Stocks have been steadily rising for weeks as a mix of solid economic data and corporate earnings inject confidence into the market and diminished fears that a recession was imminent.
Technology, by far the best-performing sector this year, has done especially well as investors have grown more hopeful that the U.S. and China will make progress in ending their trade war. Traders hope the world’s two biggest economies can deliver on plans for a “phase one” deal before new and more damaging tariffs take effect next month.
Disappointing earnings from Kohl’s helped pull other retailer stocks lower Tuesday, which helped keep the market’s overall gains in check. Energy sector stocks also fell as oil prices continued to head lower.

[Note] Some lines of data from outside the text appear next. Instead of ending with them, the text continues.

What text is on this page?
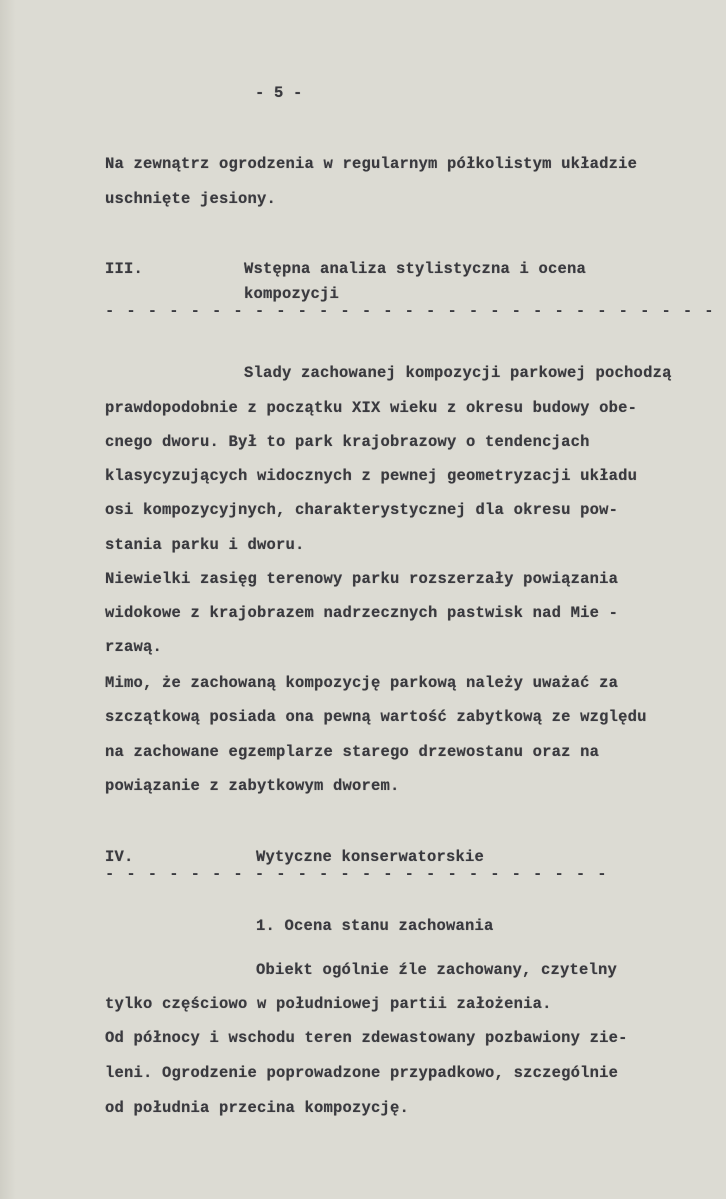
- 5 -
Na zewnątrz ogrodzenia w regularnym półkolistym układzie
uschnięte jesiony.
III.	Wstępna analiza stylistyczna i ocena
kompozycji
- - - - - - - - - - - - - - - - - - - - - - - - - - - - -
Slady zachowanej kompozycji parkowej pochodzą
prawdopodobnie z początku XIX wieku z okresu budowy obe-
cnego dworu. Był to park krajobrazowy o tendencjach
klasycyzujących widocznych z pewnej geometryzacji układu
osi kompozycyjnych, charakterystycznej dla okresu pow-
stania parku i dworu.
Niewielki zasięg terenowy parku rozszerzały powiązania
widokowe z krajobrazem nadrzecznych pastwisk nad Mie -
rzawą.
Mimo, że zachowaną kompozycję parkową należy uważać za
szczątkową posiada ona pewną wartość zabytkową ze względu
na zachowane egzemplarze starego drzewostanu oraz na
powiązanie z zabytkowym dworem.
IV.	Wytyczne konserwatorskie
- - - - - - - - - - - - - - - - - - - - - - - -
1. Ocena stanu zachowania
Obiekt ogólnie źle zachowany, czytelny
tylko częściowo w południowej partii założenia.
Od północy i wschodu teren zdewastowany pozbawiony zie-
leni. Ogrodzenie poprowadzone przypadkowo, szczególnie
od południa przecina kompozycję.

Bond prices rose, sending bond yields lower. The yield on the 10-year Treasury fell to 1.78% from 1.80% late Monday.
STOCK MARKET UPDATE
KEEPING SCORE: The S&P 500 lost 1 point to 3,120. The index spent much of the day wobbling between gains and losses The Dow Jones Industrial Average fell 102 points, or 0.4%, to 27,934. The Nasdaq climbed 20 points, or 0.2%, to 8,570, another record high. The Russell 2000 index of smaller company stocks rose 0.3%
European markets closed mostly higher.
BAD CUT: Home Depot (NYSE: HD) dropped 5.4% after the home improvement company reported weak sales growth for the most recent quarter and cut its forecast for the year. Rival Lowe’s (NYSE: LOW), which will report earnings on Wednesday, fell 1.4%.
RETAIL ROUT: Kohl’s (NYSE: KSS) plunged 19.5% after the department store operator slashed its profit forecast for the year following weak third-quarter earnings.
Investors dumped stocks of other department store operators after the weak outlook from Kohl’s. Macy’s (NYSE: M) sank 10.9% and Nordstrom (NYSE: JWN) lost 6.2%. Both report their own results on Thursday.
BUCKING THE TREND: Not all big retailers were having a bad day. Shares in the TJX Cos. (NYSE:TJX), rose 1.8% after the parent of T.J. Maxx and Marshalls reported encouraging third-quarter earnings and raised its profit forecast for the year.